MuST-C is a multilingual speech translation corpus whose size and quality facilitates the training of end-to-end systems for speech translation from English into several languages. For each target language, MuST-C comprises several hundred hours of audio recordings from English TED Talks, which are automatically aligned at the sentence level with their manual transcriptions and translations.

The latest releases of the corpus are:

  • release v1.2:
    14 language directions:
    English-to-{Arabic, Chinese, Czech, Dutch, French, German, Italian, Persian, Portuguese, Romanian, Russian, Spanish, Turkish, Vietnamese}
    (includes the 8 language directions of release v1.0)
  • release v1.1 (special release for IWSLT-2019):
    English-to-Czech language direction (TXT-only)
  • release v1.0:
    8 language directions:
    English-to-{Dutch,French,German,Italian,Portuguese,Romanian,Russian,Spanish}

MuST-C is continuously growing in size and language coverage, stay tuned for updates!

How to obtain MuST-C

TED talks are copyrighted by TED Conference LLC and licensed under a Creative Commons Attribution-NonCommercial-NoDerivs 4.0 .
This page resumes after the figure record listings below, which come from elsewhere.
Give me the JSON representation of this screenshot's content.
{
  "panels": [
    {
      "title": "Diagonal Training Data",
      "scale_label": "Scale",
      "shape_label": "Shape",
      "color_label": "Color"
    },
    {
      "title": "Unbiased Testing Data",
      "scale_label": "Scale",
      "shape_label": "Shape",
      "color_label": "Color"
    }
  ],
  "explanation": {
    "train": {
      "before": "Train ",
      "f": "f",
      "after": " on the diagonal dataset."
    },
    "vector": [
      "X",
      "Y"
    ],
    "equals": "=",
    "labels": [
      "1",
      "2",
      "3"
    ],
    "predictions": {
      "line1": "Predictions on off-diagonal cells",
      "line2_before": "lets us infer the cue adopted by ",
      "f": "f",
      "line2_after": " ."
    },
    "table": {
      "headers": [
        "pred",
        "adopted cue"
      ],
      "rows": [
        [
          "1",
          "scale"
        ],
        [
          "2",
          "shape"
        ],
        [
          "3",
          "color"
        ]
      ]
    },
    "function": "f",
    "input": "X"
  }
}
MuST-C is released under the same Creative Commons Attribution-NonCommercial-NoDerivs 4.0 License.

 

Reference paper

If you use MuST-C in your work, please cite the following paper:

Roldano Cattoni, Mattia Antonino Di Gangi, Luisa Bentivogli, Matteo Negri, Marco Turchi. 2020.
“MuST-C: A multilingual corpus for end-to-end speech translation”.
In Computer Speech & Language Journal.
Doi: https://doi.org/10.1016/j.csl.2020.101155